Low quality, high quality. That is the tagline of our podcast.

Conor

That's not the tagline. Our tagline is chaos with sprinkles of information. So when it when when's your what's your due date? Due date is September 15th.

Bryce

Okay.

Conor

Yep. Pretty pretty exciting, I guess.

Bryce

Yeah, it's pretty exciting. I'm excited for you. I'm sure you're gonna be a great dad. We're gonna have lots of we'll have lots of baby pictures. That's awesome. Yeah.

Conor

I will not take any pictures of my baby.

Bryce

You won't take any pictures of your baby.

Conor

No, just kidding.

Bryce

So you you're gonna take you're gonna take some time off? Yes, at some point. But like not wait when the kid's born.

Conor

You don't know what your plan is yet? We haven't really figured out exactly what we're doing there yet, but because we still got six months or something. Yeah. Cool.

Bryce

Exciting.

Conor

Well tell sh tell Shima, congratulations.
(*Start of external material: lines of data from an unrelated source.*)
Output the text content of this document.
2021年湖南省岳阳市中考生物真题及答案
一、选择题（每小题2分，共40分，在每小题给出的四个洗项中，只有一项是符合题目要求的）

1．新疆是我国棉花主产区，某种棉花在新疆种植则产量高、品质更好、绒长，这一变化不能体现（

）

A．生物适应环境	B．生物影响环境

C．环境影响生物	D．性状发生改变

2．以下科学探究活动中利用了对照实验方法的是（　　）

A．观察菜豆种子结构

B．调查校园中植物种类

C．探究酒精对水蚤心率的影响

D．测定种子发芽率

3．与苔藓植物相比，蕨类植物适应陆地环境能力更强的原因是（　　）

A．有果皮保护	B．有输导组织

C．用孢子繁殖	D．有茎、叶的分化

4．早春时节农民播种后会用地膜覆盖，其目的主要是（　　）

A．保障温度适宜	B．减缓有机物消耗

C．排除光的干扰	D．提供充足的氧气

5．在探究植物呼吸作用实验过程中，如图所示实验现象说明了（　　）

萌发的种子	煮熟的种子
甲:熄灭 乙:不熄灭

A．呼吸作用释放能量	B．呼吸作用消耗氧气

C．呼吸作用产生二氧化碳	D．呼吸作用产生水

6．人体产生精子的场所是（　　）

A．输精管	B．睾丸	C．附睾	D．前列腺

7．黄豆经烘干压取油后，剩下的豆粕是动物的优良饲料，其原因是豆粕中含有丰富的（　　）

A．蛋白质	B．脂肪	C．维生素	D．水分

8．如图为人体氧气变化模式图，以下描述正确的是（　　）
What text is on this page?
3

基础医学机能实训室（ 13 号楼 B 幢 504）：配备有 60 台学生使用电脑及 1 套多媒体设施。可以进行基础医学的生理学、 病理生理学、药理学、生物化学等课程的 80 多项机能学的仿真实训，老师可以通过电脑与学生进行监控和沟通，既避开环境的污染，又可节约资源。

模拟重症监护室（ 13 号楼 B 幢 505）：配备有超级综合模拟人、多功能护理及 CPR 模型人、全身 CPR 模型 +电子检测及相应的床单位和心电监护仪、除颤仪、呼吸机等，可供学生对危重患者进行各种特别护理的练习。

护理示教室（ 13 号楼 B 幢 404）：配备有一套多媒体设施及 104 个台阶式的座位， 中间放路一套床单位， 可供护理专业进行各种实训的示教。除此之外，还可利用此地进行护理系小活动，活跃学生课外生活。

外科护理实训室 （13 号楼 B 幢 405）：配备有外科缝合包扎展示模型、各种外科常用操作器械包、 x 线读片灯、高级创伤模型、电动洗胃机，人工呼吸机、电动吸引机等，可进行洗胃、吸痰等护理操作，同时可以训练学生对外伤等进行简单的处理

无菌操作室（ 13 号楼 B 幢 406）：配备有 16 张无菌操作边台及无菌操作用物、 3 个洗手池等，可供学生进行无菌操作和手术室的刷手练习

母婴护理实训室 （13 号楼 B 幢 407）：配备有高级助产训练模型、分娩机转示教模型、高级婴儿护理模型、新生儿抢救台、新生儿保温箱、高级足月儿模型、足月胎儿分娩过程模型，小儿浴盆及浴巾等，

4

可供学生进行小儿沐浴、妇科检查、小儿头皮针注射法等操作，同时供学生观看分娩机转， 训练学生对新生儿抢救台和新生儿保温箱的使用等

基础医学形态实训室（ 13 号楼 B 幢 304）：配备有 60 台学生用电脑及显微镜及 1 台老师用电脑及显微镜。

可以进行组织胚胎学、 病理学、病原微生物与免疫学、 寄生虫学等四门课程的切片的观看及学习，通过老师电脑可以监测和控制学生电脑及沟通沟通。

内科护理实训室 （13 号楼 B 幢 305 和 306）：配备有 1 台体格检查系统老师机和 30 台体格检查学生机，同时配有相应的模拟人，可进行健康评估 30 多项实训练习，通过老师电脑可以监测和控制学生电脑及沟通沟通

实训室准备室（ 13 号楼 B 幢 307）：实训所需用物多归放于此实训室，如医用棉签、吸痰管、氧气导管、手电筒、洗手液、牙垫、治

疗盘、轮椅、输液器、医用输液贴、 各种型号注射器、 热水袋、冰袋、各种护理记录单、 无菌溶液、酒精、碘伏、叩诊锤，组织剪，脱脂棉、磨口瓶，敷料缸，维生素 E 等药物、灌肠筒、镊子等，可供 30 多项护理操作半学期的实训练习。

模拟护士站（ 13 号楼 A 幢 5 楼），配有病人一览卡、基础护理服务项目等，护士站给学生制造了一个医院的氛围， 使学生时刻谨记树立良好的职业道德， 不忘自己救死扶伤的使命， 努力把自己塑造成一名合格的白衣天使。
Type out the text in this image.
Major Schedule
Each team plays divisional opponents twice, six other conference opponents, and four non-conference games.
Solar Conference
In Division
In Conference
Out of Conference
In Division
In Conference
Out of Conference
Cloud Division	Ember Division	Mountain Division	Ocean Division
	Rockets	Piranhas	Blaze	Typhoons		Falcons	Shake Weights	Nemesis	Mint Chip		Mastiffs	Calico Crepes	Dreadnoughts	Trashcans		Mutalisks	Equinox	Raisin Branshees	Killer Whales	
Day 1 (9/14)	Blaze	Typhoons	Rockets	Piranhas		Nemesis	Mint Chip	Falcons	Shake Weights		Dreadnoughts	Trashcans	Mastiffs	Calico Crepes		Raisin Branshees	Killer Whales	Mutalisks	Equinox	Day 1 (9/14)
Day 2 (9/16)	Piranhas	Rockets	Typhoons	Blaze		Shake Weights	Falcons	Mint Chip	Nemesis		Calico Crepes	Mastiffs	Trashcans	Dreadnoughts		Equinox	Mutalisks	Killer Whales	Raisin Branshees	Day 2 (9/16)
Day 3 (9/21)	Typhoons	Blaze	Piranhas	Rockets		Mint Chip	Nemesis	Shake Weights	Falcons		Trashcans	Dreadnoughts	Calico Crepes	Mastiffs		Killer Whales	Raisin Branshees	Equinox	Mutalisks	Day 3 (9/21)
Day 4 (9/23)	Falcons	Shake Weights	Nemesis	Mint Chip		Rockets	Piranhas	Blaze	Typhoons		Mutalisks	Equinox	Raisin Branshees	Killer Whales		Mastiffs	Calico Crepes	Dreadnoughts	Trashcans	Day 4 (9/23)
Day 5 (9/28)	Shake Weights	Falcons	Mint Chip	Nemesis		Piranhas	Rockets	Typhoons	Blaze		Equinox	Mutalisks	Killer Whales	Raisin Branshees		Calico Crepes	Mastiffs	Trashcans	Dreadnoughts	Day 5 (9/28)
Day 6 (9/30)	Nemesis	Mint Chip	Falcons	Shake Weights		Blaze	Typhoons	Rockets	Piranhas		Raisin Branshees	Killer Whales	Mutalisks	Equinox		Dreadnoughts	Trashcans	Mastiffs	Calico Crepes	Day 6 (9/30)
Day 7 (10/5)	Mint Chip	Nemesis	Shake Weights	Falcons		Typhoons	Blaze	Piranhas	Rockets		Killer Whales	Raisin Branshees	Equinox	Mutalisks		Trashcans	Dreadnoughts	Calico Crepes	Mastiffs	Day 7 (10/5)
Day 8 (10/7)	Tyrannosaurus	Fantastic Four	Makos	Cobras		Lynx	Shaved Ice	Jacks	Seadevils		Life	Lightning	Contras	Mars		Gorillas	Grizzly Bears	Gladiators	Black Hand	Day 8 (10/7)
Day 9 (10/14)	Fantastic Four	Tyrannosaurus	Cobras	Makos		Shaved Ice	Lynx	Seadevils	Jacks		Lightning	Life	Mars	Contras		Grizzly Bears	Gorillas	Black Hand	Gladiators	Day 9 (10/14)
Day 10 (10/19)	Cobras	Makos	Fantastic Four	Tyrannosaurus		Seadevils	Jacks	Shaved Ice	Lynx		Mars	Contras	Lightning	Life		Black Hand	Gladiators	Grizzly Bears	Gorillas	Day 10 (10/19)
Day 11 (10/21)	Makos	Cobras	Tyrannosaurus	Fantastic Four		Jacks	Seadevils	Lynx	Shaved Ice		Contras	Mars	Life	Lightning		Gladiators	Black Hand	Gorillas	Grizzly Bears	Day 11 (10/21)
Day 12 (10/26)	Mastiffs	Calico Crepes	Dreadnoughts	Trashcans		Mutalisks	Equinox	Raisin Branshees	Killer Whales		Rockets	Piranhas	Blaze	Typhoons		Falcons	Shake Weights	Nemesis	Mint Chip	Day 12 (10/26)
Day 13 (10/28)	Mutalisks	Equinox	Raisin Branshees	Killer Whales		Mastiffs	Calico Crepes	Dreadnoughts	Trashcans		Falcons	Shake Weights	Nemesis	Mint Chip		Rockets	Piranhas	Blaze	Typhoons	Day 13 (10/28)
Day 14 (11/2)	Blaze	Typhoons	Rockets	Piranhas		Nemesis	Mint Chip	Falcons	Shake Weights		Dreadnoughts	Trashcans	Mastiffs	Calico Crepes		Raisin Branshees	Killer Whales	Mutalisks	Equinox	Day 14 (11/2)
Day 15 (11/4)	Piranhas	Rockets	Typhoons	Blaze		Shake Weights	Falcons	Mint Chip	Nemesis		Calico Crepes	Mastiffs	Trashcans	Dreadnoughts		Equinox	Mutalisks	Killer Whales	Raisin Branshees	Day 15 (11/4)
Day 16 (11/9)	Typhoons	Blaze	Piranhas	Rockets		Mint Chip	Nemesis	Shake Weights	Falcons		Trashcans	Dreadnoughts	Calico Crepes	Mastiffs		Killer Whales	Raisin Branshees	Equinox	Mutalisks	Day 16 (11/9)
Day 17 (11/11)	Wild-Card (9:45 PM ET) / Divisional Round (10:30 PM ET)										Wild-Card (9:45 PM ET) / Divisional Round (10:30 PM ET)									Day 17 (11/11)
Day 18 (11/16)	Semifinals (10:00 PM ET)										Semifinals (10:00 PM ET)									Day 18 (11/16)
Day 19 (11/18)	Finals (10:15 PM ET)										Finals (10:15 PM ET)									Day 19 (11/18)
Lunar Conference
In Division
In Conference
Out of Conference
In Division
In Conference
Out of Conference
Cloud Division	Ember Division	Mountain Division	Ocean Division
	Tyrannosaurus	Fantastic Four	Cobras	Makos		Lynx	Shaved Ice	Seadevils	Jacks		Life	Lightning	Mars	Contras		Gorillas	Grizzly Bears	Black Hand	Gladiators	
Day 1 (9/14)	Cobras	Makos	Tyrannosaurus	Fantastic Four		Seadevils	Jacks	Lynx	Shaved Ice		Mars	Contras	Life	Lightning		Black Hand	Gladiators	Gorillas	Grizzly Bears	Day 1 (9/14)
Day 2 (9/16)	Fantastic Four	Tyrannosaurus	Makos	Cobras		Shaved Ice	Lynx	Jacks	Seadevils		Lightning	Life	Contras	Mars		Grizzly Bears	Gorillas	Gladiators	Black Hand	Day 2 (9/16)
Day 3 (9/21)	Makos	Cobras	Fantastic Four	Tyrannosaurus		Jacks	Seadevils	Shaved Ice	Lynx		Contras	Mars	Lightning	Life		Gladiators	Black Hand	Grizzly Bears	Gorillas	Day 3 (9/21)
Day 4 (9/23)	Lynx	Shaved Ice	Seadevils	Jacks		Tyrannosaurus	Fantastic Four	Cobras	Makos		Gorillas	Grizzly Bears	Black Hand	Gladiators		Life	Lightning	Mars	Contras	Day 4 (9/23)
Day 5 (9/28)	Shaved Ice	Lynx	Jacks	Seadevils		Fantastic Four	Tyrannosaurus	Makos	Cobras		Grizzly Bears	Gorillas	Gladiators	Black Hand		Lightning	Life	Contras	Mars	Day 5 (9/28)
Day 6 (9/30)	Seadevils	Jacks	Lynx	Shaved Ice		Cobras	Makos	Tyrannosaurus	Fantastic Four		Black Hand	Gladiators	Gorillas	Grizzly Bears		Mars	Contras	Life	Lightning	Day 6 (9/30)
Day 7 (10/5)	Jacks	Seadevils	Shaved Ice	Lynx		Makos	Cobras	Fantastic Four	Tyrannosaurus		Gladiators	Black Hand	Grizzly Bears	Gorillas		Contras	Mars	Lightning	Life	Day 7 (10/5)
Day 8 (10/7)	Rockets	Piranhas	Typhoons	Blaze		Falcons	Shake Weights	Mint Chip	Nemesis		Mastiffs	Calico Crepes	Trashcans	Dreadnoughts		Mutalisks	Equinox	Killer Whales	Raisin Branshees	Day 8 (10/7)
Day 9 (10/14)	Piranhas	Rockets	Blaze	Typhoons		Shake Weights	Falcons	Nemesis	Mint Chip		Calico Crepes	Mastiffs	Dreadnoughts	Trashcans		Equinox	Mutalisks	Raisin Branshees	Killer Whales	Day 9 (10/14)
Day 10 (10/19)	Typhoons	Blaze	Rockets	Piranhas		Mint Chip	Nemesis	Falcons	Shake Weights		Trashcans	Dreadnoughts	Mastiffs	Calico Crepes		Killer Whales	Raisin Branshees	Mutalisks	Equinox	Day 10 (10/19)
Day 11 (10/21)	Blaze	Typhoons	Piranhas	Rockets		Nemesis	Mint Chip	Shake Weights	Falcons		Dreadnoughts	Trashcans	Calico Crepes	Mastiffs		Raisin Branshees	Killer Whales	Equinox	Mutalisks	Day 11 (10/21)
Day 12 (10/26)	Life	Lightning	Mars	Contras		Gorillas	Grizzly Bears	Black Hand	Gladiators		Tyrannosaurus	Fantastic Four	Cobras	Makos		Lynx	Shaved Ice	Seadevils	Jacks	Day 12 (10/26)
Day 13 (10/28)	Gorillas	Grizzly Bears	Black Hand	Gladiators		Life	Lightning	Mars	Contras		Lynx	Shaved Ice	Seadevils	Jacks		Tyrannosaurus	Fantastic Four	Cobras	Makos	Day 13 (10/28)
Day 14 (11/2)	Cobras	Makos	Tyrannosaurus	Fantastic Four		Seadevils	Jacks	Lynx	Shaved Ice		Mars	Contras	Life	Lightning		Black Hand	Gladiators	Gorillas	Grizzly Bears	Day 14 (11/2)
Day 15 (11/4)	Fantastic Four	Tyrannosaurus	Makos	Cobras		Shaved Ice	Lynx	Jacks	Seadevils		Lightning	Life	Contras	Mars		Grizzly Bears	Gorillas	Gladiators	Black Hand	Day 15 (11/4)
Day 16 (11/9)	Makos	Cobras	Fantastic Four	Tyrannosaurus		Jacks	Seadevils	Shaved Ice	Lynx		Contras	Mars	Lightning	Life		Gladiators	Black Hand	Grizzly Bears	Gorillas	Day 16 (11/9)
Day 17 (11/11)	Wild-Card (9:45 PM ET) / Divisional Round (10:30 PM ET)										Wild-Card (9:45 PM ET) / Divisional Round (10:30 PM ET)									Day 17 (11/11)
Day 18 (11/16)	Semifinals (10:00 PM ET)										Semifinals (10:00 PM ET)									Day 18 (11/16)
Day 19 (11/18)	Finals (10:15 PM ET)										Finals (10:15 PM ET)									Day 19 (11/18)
Yeah, we gotta get I gotta get the pod guide editor done so I can just hit the button. Otherwise, we might be taking a a break. But uh I I I we've made it what 280 episodes without taking a break yet. A child shan't stop me.

Bryce

He says now. He says now.

Conor

Yeah. We'll see though. Maybe, maybe, uh, maybe we should record a bunch of like a month or two worth of uh we'll we'll like uh we'll buffer them up, right? Yeah, yeah. And just say, listen, folks, you're gonna get 20-minute episodes for the next two months, and then I'm gonna resurface in in November.

Bryce

Alright, I should uh I should probably call it because I gotta go make all these slides and uh Yeah. Are you what you you're doing training or just giving a talk next week? I'm doing both, and I've just been oh man, you know, I feel like the AI makes things more intense. Like I feel like I'm working more intensely than I ever have in the past. And I don't know, I just I'm almost like I almost feel a little drained. It'll be nice to I need to find a time to take a little bit of a break after GTC.

Conor

Uh yeah. Yeah, no, it's true. I mean, I said that whenever the last time we recorded is that like I work way more now.

Bryce

Yeah.

Conor

Because definitely think that's true. Yeah. I I just feel like there's like a window here too. Like if I'm gonna do like everyone's gonna be trying to do this in a year because it's gonna be you're not gonna need to know what like ADB is and how to host a website and how how to whatever. Like there is there's gonna be like a tsunami of like everyone can do everything for a fee. All right, buddy. Good luck. Talk to you later.

Bryce

Congratulations again.

Conor

Yeah, yeah, thanks. It's very exciting. Later. Later.